Braised Lamb Shanks with Carrots and Potatoes

 
Ingredients
2 lamb shanks
Kosher salt
freshly ground black pepper
4 tablespoons olive oil
2 medium onions, halved pole-to-pole, and cut into ¼ inch slices
4 large garlic cloves, chopped
1 teaspoon ground coriander
1 teaspoon ground cumin 
ground cinnamon
ground allspice
2 cups chicken stock or lamb stock 
1 cup dry white wine, such as sauvignon blanc 
1/3 cup tomato puree 
2 cups carrots, cut into ½ inch pieces
2 cups small yellow potatoes, cut into ½ inch pieces
1 tablespoon finely grated lemon zest
2 tablespoons parsley, chopped

Instructions


  1. Adjust oven rack to middle position, and preheat oven to 300°F. Using a long, thin knife with a semi-flexible blade, trim as much external fat and silver skin from the lamb shanks as possible. Generously season the trimmed shanks with Kosher salt and freshly ground black pepper.
  2. Heat 2 tablespoons of the olive oil in a Dutch oven large enough to hold the shanks in a single layer over medium-high heat until shimmering but not smoking. Add the shanks to the pot and brown well on all sides, 6 to 10 minutes. Remove the shanks to a plate, and pour off the fat from the pot.
  3. Reduce heat to medium, and add remaining 2 tablespoons olive oil to pot, along with the onions and garlic. Cover and cook, stirring occasionally, until the onions are quite soft, about 10 minutes. If onions begin to brown, lower the heat a bit. Add coriander, cumin, ½ teaspoon black pepper, a pinch of ground cinnamon and a pinch of ground allspice to pot. Stir well to coat the onions. Add stock, wine and tomato puree to pot. Using a wooden spoon, scrape up any brown bits from the bottom of the pot. Increase heat to high and bring to a boil.
  4. Return lamb shanks to pot, cover, place in pre-heated oven and bake for one hour. After one hour, add potatoes and carrots to pot, and continue to bake for another hour, or until the meat is falling off the bone.
  5. Remove pot from oven and place on stovetop.
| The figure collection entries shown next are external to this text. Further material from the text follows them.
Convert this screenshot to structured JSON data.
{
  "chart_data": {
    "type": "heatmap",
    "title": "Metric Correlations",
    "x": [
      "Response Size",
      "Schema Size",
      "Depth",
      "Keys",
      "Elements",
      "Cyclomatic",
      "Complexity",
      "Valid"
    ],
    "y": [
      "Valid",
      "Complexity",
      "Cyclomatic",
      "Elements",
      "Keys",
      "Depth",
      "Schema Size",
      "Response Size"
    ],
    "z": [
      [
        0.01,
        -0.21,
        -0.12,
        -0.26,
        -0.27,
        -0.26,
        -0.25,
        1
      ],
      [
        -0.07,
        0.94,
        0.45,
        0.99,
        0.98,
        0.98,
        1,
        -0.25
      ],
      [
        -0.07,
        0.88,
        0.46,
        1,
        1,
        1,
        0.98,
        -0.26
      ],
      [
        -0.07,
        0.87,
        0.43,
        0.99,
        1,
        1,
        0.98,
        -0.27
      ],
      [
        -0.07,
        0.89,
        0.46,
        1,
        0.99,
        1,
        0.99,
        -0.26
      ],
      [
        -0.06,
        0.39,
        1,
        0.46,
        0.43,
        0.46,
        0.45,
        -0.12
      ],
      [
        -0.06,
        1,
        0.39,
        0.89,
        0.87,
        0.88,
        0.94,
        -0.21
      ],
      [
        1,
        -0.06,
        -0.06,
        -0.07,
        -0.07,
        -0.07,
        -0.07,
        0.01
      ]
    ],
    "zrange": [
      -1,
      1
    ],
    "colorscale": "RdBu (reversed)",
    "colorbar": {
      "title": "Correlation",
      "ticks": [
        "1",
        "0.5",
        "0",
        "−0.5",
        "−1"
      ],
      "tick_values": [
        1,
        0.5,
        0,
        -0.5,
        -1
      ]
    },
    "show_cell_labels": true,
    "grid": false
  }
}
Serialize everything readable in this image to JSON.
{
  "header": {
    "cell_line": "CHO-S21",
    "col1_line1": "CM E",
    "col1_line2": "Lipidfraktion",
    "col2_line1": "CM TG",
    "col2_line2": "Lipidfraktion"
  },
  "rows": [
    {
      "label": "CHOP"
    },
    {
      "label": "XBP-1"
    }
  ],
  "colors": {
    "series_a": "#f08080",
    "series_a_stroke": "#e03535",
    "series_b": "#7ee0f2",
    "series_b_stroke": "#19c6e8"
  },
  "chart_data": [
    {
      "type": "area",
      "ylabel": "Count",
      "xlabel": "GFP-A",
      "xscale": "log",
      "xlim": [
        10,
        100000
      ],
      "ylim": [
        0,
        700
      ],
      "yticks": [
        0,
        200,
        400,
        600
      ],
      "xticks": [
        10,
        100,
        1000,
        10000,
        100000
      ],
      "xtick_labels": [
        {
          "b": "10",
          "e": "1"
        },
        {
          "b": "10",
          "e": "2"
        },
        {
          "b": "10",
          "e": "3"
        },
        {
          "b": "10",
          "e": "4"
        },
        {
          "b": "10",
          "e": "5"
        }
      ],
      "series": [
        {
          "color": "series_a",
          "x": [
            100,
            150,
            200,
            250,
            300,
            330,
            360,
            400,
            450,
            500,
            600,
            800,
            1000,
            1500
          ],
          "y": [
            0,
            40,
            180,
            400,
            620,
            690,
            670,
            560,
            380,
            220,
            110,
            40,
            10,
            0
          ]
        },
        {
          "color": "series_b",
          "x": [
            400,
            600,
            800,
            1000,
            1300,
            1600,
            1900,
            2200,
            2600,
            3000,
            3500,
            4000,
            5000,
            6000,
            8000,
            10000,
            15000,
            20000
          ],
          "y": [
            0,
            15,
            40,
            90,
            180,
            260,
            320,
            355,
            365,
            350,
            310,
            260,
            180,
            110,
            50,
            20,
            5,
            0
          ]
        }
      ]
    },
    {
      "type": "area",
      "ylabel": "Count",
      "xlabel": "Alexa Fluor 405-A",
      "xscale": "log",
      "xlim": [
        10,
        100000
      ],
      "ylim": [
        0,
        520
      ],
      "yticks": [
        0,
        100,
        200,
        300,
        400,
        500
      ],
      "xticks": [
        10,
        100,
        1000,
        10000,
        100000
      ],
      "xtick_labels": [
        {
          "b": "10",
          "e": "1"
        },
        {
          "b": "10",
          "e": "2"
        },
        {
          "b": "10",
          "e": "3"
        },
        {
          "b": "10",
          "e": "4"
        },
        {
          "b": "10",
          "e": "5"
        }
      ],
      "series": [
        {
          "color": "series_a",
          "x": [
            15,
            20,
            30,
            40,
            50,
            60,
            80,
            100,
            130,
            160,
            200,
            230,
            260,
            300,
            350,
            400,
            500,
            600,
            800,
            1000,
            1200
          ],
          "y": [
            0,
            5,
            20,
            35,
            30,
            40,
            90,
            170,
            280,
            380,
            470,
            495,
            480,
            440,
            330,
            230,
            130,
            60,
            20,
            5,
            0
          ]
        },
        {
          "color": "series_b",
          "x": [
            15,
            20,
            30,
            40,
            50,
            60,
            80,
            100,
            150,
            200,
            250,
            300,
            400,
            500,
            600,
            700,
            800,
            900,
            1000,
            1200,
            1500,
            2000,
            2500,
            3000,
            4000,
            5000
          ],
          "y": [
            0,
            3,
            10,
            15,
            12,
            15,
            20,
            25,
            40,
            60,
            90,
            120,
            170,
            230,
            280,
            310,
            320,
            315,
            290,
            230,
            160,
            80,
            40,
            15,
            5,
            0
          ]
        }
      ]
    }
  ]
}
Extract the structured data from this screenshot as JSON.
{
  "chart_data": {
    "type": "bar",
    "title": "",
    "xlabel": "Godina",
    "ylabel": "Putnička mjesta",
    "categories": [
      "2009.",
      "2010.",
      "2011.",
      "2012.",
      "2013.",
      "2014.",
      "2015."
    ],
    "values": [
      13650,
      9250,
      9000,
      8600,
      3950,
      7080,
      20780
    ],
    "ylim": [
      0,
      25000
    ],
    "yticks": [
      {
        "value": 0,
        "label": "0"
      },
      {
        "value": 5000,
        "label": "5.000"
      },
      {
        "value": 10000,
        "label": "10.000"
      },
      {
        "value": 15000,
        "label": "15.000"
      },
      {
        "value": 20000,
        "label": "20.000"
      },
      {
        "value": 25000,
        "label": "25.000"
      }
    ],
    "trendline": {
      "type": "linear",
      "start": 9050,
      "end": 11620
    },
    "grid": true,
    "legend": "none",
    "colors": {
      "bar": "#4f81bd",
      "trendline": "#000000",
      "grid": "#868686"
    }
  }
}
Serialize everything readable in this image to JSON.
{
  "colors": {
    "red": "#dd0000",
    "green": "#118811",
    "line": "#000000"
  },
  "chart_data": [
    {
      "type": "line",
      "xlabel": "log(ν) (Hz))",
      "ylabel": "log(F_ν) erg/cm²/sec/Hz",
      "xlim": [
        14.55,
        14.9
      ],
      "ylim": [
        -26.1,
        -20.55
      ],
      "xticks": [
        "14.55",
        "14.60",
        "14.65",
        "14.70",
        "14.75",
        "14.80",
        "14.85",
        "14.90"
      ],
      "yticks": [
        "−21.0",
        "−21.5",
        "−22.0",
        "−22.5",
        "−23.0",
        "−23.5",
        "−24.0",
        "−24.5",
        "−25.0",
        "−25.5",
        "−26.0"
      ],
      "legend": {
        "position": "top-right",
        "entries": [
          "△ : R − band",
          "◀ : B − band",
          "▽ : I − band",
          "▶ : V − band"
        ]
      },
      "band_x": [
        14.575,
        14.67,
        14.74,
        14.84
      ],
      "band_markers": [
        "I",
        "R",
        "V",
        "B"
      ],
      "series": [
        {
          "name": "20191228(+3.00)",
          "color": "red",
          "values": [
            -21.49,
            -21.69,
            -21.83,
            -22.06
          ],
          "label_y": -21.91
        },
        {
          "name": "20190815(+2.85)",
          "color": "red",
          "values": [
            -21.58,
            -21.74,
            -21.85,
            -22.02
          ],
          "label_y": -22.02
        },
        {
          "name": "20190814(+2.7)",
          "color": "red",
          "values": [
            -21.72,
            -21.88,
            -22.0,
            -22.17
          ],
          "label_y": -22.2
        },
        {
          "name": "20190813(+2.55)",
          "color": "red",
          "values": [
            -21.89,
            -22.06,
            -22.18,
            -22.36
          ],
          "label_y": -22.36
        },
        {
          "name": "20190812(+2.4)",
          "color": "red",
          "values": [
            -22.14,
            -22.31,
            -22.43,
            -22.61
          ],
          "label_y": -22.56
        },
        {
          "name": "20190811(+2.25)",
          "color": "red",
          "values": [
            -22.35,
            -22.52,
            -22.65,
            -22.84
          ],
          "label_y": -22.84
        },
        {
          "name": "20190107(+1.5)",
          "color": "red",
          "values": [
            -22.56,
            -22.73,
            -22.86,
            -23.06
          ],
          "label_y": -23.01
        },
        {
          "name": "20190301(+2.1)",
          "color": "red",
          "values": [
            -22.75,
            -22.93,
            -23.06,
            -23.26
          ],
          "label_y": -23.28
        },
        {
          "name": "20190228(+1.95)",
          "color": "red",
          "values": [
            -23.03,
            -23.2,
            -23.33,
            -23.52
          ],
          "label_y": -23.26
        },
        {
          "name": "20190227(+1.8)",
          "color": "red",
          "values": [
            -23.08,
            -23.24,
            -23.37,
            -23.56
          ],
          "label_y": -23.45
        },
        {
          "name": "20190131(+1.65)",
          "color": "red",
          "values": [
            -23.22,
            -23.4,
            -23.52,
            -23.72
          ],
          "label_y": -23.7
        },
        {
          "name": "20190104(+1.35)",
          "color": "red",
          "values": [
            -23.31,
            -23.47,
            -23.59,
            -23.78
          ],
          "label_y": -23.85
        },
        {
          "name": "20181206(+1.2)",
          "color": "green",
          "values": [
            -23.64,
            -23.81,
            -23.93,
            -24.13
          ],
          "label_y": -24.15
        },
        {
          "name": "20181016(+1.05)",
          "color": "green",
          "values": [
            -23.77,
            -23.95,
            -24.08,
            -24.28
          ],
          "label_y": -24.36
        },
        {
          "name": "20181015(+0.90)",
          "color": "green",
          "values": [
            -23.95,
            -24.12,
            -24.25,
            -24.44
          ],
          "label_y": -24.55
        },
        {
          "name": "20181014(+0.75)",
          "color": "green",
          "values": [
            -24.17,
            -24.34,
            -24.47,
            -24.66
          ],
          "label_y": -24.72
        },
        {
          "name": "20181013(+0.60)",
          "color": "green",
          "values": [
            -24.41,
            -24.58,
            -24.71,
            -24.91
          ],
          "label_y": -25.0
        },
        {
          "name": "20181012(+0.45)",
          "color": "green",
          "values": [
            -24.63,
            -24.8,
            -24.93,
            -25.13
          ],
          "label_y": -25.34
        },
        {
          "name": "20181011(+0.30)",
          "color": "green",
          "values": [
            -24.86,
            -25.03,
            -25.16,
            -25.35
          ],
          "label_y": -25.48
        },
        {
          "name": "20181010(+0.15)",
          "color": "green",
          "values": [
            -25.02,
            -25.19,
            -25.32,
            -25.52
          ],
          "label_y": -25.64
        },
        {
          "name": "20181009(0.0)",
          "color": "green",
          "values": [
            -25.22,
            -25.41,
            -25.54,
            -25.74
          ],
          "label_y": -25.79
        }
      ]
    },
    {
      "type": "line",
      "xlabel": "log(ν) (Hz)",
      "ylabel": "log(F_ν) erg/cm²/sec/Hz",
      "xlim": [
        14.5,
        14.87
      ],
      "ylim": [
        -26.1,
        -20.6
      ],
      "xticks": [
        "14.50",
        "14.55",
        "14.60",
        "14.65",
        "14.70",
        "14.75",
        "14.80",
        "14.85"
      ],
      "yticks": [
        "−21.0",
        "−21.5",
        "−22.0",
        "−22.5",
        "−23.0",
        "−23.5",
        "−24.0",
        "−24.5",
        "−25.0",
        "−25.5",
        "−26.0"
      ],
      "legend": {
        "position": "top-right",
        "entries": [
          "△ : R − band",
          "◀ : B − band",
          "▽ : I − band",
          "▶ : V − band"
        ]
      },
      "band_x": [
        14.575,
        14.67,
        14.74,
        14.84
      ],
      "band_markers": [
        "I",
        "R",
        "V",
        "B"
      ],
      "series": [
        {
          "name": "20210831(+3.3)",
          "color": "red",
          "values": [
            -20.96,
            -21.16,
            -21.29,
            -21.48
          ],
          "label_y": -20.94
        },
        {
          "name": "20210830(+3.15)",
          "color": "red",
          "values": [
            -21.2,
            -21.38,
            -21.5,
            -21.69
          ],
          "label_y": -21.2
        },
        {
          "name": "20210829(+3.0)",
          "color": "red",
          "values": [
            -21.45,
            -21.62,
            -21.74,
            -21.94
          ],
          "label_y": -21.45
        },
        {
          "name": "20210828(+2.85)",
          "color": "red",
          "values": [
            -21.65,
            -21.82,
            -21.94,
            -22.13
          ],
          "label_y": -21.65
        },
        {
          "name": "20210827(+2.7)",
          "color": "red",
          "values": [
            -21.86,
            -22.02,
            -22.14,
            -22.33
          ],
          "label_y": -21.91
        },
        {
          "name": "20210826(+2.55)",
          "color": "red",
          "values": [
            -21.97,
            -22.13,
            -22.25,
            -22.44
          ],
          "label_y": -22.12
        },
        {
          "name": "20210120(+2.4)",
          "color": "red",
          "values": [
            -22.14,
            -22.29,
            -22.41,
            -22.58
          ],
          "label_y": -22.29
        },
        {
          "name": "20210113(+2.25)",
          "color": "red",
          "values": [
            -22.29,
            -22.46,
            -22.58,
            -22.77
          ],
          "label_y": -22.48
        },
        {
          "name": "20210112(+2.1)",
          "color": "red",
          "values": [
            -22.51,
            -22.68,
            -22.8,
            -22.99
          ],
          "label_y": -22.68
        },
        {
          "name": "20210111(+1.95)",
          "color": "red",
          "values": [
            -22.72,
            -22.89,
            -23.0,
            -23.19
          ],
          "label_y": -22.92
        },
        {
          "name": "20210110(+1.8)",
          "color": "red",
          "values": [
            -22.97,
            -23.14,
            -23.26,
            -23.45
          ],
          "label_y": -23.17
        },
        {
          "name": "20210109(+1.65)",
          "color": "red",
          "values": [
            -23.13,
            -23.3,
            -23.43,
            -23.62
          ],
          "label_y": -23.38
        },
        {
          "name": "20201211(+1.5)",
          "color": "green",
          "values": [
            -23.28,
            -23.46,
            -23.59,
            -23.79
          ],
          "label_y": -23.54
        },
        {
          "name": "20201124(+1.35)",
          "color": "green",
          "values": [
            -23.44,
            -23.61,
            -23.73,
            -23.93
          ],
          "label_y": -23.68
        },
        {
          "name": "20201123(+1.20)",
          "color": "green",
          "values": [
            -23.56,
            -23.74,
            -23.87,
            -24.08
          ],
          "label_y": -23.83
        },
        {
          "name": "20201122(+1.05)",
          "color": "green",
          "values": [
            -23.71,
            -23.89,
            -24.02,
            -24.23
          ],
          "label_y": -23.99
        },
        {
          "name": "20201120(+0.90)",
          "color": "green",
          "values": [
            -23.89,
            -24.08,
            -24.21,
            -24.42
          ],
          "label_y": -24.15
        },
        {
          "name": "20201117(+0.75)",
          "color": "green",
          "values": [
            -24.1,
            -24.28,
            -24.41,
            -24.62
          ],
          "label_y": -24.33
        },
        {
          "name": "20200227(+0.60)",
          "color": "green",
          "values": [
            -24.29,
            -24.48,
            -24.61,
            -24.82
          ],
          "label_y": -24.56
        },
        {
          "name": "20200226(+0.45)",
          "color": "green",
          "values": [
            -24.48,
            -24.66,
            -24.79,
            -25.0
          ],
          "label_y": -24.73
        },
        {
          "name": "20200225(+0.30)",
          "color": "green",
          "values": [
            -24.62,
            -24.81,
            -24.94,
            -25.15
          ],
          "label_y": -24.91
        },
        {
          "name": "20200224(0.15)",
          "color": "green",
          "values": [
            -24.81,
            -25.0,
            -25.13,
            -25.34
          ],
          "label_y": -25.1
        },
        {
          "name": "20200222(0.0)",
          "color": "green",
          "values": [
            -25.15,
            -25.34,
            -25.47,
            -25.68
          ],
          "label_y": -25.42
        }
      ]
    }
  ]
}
Increase oven temperature to 400°F. Remove shanks from pot and place on baking sheet. Once the oven has come up to temperature, place shanks in oven and allow to re-brown. Meanwhile, finish the sauce.
  6. Strain the braising liquid into a medium saucepan and bring to a simmer over medium heat. Simmer the sauce until thick and velvety, about 10 minutes, skimming off any fat that rises to the surface. Once thickened, season to taste with Kosher salt and freshly ground black pepper. Meanwhile, separate the potatoes and carrots from the onions, and discard the onions (they will have given all their flavor to the sauce at this point). Combine the chopped parsley and lemon zest in small bowl.
  7. To serve, divide the potatoes and carrots between two shallow serving bowls. Top each pile of vegetables with a lamb shank, and then ladle enough of the sauce over each shank to almost submerge the vegetables. Finish each plate with a sprinkling of the parley and lemon zest mixture, and serve.